An effort is already underway to scotch the rule using the Congressional Review Act, a statute that allows Congress to overturn executive branch actions, and a resolution could be unveiled as soon as July 19, Senate Banking Chairman Mike Crapo (R-Idaho) told Bloomberg BNA in a brief interview.
The Consumer Financial Protection Bureau’s rule is scheduled for official federal publication July 19, which would start the clock on both the CRA action and a potential effort to overturn the rule by the Financial Stability Oversight Council, a group of regulators.
Crapo has garnered support for the resolution from other Senate Republicans, including fellow Banking Committee Sens. Tom Cotton (R-Ark.) and Tim Scott (R-S.C.).
Under the CRA, the disapproval resolution could pass the Senate with a mere simple majority, or a tie broken by Vice President Mike Pence, but only if moved within 60 days from the rule’s official publication.
A similar resolution is being crafted in the House, where Financial Services Committee Chairman Jeb Hensarling (R-Texas) has backed CRA use. “As a matter of principle, policy, and process, this anti-consumer rule should be thoroughly rejected by Congress under the Congressional Review Act,” he said earlier in July.
The Dodd-Frank Act also empowers the Financial Stability Oversight Council, a group of 10 that includes heads of federal financial regulators and an independent insurance expert, to overturn CFPB rules with a two-thirds vote.
To overturn a rule, the FSOC first must determine that it would “put the safety and soundness of the United States banking system or the stability of the financial system of the United States at risk.”
Acting Comptroller of the Currency Keith Noreika foreshadowed a possible use of the “FSOC veto” when he wrote CFPB Director Richard Cordray asking for the data the bureau used in formulating the rule, citing his “statutory safety and soundness obligations.”
The CFPB will provide the data about the rule, which applies to credit cards, payday loans, and other consumer financial products, but not to entities regulated by the Securities and Exchange Commission, Cordray said in a July 18 letter.
Cordray also reiterated he fails to see “any plausible basis” for Noreika’s claim the rule could affect the safety and soundness of the banking system by increasing litigation costs. “I question why it would be appropriate to distort the FSOC process to review a claim that is so plainly frivolous,” he said.
Noreika had asked the CFPB to delay publication until OCC staff analyzes the data. But Cordray, in his July 18 letter, said the CFPB sent the regulation for publication before Noreika raised his issues with it on July 10, which was the day the rule was finalized.
“Consenting to share the data is important progress,” Noreika said in a July 18 statement. “I look forward to working with the OCC staff to conduct an independent review of the data and analysis in a timely manner to answer my prudential concerns regarding what impact the final rule may have on the federal banking system.”

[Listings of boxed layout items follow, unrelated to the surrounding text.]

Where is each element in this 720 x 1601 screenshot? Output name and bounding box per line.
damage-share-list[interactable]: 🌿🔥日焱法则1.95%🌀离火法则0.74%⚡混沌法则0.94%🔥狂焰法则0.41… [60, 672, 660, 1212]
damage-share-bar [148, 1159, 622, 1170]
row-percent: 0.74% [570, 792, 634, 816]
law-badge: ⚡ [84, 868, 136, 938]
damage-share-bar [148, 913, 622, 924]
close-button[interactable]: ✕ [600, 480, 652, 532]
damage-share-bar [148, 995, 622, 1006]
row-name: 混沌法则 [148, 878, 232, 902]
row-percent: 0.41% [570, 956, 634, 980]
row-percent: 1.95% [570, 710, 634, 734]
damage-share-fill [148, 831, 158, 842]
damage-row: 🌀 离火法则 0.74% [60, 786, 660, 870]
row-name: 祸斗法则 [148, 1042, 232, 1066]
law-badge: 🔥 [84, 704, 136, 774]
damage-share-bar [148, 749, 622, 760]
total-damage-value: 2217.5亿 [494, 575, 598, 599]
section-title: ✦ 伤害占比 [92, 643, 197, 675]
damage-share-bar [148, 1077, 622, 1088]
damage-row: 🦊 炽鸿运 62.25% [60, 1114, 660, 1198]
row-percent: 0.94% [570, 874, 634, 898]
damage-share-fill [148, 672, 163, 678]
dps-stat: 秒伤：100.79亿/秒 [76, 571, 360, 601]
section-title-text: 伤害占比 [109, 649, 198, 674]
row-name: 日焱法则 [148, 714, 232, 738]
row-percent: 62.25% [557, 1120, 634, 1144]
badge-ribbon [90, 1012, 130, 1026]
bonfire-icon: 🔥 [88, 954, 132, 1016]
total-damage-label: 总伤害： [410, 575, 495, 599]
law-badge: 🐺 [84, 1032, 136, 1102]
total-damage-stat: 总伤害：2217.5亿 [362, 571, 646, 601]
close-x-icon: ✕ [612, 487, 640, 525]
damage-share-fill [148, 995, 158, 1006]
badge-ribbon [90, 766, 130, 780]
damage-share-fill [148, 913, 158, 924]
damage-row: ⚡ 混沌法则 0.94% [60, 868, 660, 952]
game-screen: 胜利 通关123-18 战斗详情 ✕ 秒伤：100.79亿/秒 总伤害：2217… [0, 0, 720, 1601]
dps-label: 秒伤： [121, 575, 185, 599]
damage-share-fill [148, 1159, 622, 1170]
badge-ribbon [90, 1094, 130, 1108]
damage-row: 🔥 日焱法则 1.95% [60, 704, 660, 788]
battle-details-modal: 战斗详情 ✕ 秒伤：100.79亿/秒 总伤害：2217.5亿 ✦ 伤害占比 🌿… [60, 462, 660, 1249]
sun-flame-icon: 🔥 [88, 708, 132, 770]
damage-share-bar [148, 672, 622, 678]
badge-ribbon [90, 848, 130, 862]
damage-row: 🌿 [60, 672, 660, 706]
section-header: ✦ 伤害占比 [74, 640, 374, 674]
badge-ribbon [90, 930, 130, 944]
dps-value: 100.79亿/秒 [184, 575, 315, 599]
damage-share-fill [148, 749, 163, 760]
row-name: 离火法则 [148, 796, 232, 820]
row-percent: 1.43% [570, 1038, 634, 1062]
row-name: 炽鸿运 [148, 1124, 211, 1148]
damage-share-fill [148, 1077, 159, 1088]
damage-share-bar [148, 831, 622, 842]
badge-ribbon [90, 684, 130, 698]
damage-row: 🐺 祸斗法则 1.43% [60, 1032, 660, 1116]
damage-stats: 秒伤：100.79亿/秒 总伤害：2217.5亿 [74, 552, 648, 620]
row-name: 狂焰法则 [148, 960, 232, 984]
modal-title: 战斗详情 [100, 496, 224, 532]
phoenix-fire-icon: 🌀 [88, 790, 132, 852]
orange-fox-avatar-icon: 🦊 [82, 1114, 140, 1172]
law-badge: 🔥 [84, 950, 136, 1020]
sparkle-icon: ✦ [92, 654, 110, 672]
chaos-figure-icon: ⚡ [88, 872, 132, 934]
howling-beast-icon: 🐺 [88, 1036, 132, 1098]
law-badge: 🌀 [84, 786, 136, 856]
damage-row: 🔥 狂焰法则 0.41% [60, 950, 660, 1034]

If the OCC or another regulatory head objects to the CFPB’s rule, it has 10 days from the rule’s publication to petition the Treasury secretary, who can then stay the rule for 90 days. The FSOC has that 90-day window to set aside the regulation, which it must do with two-thirds support.
With 10 members, seven votes would be required to set aside the rule. Five appointees from President Barack Obama still remain on the council: Federal Reserve Chair Janet Yellen, Federal Deposit Insurance Corporation Chairman Martin Gruenberg, Federal Housing Finance Agency Chairman Mel Watt, Cordray, and insurance expert S. Roy Woodall Jr.
That path has also never been tried before, and Dodd-Frank required the FSOC to “prescribe procedural rules” on how it would veto regulators, which it never did.
“The FSOC veto is subject to some legal procedures and judicial review, and I don’t think it has a chance in hell of surviving such review,” Adam Levitin, a professor at Georgetown University Law Center specializing in financial regulation, said in a commentary on the CFPB rule.